2015 Fiscal Year Research-status Report
卵胞発育モデルを用いたホルスタイン種牛における分娩後の卵胞波再帰メカニズムの解明
Project/Area Number |
26870406
|
Research Institution | Yamaguchi University |
Principal Investigator |
谷口 雅康 山口大学, 共同獣医学部, 准教授 (40625018)
|
Project Period (FY) |
2014-04-01 – 2017-03-31
|
Keywords | 卵胞発育モデル / 生体由来血清培養 / ホルモンキャリアー |
Outline of Annual Research Achievements |
本研究は、我々が開発したウシ体外卵胞発育モデルを活用し、培地に添加する血清を生体由来の血清に置き換えることで、卵胞形成を指標に分娩後の卵胞波再帰の要因を解明することを目的としている。 平成27年度は前年度開発した無血清培地での卵胞用形態構築率改善のためにフラグミン/プロタミン複合体(F/PMPs)を卵胞形成ホルモン(FSH)のキャリアーとして用い、その添加効果の検証を行った。その結果、F/PMPsとFSH両方の添加が培養4日目でのAFLSの形成率と8日目でのAFLS直径を向上させることを解明した。さらに、生体由来血清の発育モデル培地への添加試験を開始した。まず、血液採取時の発情周期が卵胞用形態構築に与える影響について検討した。その結果、発情時、排卵時(発情2日後)黄体期(発情7~14日後)すべてにおいて卵胞用形態の構築が認められることを確認した。現在例数を増やし、更なる検討を加えている。さらに、本来の目的であるホルスタイン搾乳牛における分娩後の卵胞波再帰との関連を調査するために泌乳ステージごとに血液の採取を行っている。 一方で、本発育モデルは培養期間が現在最大8日間であり、さらに本来停止し続けるはずの減数分裂の再開も誘発されるという問題点もある。より正確に生体内の卵胞発育を再現するためにこの課題を解明する必要があることから、卵丘卵母細胞複合体の採取方法などの改良についても検討している。
|
Current Status of Research Progress |
Current Status of Research Progress
3: Progress in research has been slightly delayed.
Reason
生体由来血清を用いた培養に成功したことにより、今後さらに研究が進むものと考えるが、卵胞用形態構築率にバラつきがみられることから、その検証が必要となってきた。個体差を最小限に抑え、ステージごとの影響を正確に評価するために、現在発情周期中のステージによる検証を行っており、培養に添加する最適時期が判明するものと考える。

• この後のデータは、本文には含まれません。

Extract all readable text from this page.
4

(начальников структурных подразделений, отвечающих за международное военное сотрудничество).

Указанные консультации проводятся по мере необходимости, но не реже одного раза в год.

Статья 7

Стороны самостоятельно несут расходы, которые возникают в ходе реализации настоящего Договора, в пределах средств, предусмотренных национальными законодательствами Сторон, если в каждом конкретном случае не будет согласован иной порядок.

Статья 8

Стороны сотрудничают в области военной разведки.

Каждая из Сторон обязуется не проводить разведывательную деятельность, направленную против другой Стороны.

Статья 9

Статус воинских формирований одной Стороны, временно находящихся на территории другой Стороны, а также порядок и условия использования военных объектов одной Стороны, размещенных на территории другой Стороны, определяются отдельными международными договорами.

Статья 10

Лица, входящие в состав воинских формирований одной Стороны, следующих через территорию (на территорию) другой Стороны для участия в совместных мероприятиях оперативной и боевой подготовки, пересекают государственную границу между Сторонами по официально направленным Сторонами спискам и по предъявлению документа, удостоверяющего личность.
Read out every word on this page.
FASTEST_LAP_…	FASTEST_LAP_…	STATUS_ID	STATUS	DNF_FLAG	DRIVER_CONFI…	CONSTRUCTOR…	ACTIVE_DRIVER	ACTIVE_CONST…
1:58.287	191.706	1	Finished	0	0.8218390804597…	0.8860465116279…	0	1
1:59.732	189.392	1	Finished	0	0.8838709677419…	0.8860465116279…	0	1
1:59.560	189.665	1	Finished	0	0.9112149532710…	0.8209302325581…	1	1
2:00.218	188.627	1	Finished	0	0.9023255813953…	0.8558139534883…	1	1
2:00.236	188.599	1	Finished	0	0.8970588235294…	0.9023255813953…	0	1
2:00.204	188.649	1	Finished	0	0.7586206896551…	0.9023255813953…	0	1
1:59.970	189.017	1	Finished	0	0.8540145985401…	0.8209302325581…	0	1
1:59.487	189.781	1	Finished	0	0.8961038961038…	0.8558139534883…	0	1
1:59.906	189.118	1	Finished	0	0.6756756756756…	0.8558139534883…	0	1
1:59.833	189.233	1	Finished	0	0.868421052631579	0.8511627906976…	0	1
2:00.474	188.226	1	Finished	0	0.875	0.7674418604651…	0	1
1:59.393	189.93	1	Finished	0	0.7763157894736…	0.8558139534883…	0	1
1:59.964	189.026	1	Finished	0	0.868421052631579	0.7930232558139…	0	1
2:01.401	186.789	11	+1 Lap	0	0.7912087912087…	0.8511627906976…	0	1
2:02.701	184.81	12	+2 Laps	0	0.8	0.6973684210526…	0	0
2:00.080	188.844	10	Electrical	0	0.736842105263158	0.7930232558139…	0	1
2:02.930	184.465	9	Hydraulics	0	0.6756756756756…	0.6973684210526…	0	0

さらに、構築率向上と培養期間の延長をめざし、採取する卵丘卵母細胞の採取方法による影響も検討している。 一方、調査に用いる生体由来血清の採取は順調に進んでいる。各群間に個体数の差がみられるため継続して採取を行う。特に、季節的要因を排除するためにも、夏季までには終了させる必要がある。
|
Strategy for Future Research Activity |
まずは卵胞発育モデルに添加する生体由来血清の最適時期(発情周期)を決定する。ウシ胎児血清、無血清培地と同等の構築率を得られる条件を検証し、その後の泌乳ステージごとの影響の検証、また各種ホルモン添加による効果の検証へと続けていく。 また、培養期間の延長と、減数分裂停止の維持方法についても検討していく。現在採取する卵丘卵母細胞複合体の由来卵胞をサイズごとに分類し、その影響の検証を行っており、今後も継続していく。より生体卵巣内で起こっている卵胞発育に近い状況を再現することで、生体由来血清の添加効果を精度の高いものへと導くことができると考える。 生体由来血清を用いた培養法の確立が可能となれば、続いて採取してきた生体由来血清を用いて培養・分析を行いその影響を検討する。無血清人工培地と生体由来血清単価培地との差異からその影響を検討し、改善方法等についても検討する。
|
Causes of Carryover |
平成26年度の研究留学による研究の一時中断・資金の繰り越しにより、当初計画よりも採材を行う回数が減少したことから、特に旅費について次年度使用額が発生した。
|
Expenditure Plan for Carryover Budget |
当初予定していなかった追加の検証実験が発生していることから、それらに係る費用として利用する。